The costs of building out this infrastructure under a proactive model must be compared to the costs of the status quo. This study suggests that in comparing proactive to status quo, proactive tends to be cheaper.
Also, compare the costs to the revenues. This study did not attempt to do a customer bill impact or rate impact. We were looking at the cost side not the incremental revenue side.
But a lot of people have done it. There have been half a dozen studies in the last six months that looked at this, including one by the California Consumer Advocate. Time and again, these studies find that the incremental revenues from electric vehicles are likely to exceed the utility's incremental cost to serve them, meaning they'll put downward pressure on rates.

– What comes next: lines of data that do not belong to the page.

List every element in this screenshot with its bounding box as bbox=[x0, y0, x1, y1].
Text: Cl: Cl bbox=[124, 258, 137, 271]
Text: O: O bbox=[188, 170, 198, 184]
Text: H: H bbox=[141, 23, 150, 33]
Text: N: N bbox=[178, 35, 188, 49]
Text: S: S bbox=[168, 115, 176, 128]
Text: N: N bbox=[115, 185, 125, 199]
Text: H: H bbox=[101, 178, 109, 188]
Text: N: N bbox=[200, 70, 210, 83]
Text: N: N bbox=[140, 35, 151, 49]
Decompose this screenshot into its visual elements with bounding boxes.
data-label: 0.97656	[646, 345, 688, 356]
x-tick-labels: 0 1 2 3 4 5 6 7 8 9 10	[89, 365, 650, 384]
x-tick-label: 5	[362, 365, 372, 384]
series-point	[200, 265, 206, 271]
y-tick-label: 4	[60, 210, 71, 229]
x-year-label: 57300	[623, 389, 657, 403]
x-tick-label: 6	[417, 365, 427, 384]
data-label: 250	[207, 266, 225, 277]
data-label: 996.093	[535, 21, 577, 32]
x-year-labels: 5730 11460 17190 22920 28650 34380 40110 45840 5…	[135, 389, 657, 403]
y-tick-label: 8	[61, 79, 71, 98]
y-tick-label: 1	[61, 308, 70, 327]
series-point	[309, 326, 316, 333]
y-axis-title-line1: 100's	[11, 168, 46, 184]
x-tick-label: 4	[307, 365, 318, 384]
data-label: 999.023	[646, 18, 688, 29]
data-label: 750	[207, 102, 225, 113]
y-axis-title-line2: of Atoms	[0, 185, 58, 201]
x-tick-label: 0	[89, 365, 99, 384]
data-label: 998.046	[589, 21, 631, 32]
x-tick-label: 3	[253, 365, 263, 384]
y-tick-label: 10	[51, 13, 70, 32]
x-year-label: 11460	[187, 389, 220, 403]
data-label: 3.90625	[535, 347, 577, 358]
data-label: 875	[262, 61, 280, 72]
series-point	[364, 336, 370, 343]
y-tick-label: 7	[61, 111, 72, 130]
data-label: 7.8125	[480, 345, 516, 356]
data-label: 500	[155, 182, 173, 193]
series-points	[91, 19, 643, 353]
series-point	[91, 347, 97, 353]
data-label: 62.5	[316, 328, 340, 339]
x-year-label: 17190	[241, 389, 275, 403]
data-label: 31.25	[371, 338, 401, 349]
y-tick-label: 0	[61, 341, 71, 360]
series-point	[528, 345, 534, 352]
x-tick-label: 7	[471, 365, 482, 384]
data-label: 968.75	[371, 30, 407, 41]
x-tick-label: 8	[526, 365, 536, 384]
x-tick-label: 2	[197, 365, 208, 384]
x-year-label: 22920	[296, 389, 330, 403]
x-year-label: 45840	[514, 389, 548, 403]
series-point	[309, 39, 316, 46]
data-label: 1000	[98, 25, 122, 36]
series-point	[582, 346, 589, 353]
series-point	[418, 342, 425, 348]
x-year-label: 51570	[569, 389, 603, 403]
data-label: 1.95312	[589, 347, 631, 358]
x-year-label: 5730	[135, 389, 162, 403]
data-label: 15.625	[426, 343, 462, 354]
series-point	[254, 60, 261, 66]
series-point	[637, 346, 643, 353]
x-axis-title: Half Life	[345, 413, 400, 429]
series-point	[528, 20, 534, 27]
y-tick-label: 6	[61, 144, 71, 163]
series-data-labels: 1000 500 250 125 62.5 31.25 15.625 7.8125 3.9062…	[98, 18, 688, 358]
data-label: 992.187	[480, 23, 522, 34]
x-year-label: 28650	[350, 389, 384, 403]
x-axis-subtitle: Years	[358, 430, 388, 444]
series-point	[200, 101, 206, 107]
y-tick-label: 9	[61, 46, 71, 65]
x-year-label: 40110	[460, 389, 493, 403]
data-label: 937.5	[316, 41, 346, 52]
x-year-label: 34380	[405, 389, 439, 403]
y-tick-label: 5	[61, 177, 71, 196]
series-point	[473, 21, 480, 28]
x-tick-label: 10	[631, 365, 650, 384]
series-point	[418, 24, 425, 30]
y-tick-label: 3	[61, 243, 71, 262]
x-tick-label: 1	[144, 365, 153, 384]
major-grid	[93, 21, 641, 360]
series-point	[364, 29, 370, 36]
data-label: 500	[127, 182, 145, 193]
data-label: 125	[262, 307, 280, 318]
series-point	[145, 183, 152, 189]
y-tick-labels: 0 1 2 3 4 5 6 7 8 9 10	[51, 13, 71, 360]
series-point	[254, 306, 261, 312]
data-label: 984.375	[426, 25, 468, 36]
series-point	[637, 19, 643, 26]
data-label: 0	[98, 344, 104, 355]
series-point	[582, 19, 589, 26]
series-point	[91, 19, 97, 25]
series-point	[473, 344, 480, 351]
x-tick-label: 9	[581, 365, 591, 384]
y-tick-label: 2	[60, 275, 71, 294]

That's a long way of saying, if we're trying to drive value for the ratepayers, regulators should prioritize getting electric vehicles online as quickly as possible. Even if that means spending a bit more on infrastructure than theoretically might be needed, it still ends up being a better deal for the ratepayers.
PUF: If you're a leader at a utility or a commissioner or are elsewhere in industry, what's the call to action?
Michael Zimmerman: Do the type of analysis that Black & Veatch did here for your own service territory. Every company's going to be different. They're all going to have different engineering and construction options available for falling under the general umbrella of proactive.
Those numbers should be crunched at the local level. I'm not going to tell you that what we found for CenterPoint is going to apply to APS or PG&E. The regulator should be directing utilities to do this.
PUF: Commissions could be proactive instead of waiting for utilities to come forward.
Michael Zimmerman: Yes. I'm not going to call for generic proceedings in this conversation, but when utilities are proposing capital investments in a distribution system plan or a general rate case, it's reasonable to ask whether these investments were analyzed as cost-optimal under different future load scenarios.
PUF: Where's this going? In three years, what can we expect to see in the medium- and heavy-duty trucks?
Michael Zimmerman: We are in a period of tremendous growth for the zero-emission truck market, which is being driven by technology advancements and reductions in battery costs. Electric fleet deployments grew five hundred percent last year.
In three to five years, we're going to have more evidence on what this means for utility customers. We're going to know whether these vehicles are delivering incremental revenues more than cost. We'll be close to consensus.
I believe the consensus will show that these vehicles are good for ratepayers and will have led many regulators to push utilities to make proactive investments to realize those benefits sooner. That's going to become a recurring theme in general rate cases and proactive distribution planning dockets.
I also expect that the shift from flat to growing electric loads, which is just now underway, will reorient how utilities and regulators think about investment risk. There will be a consensus in five years that the risk attributable to utility capital investment in a load growth environment is asymmetric.
Some already intuit that the risk of being a bit too early is less than the risk of being too late. This study supports that intuition.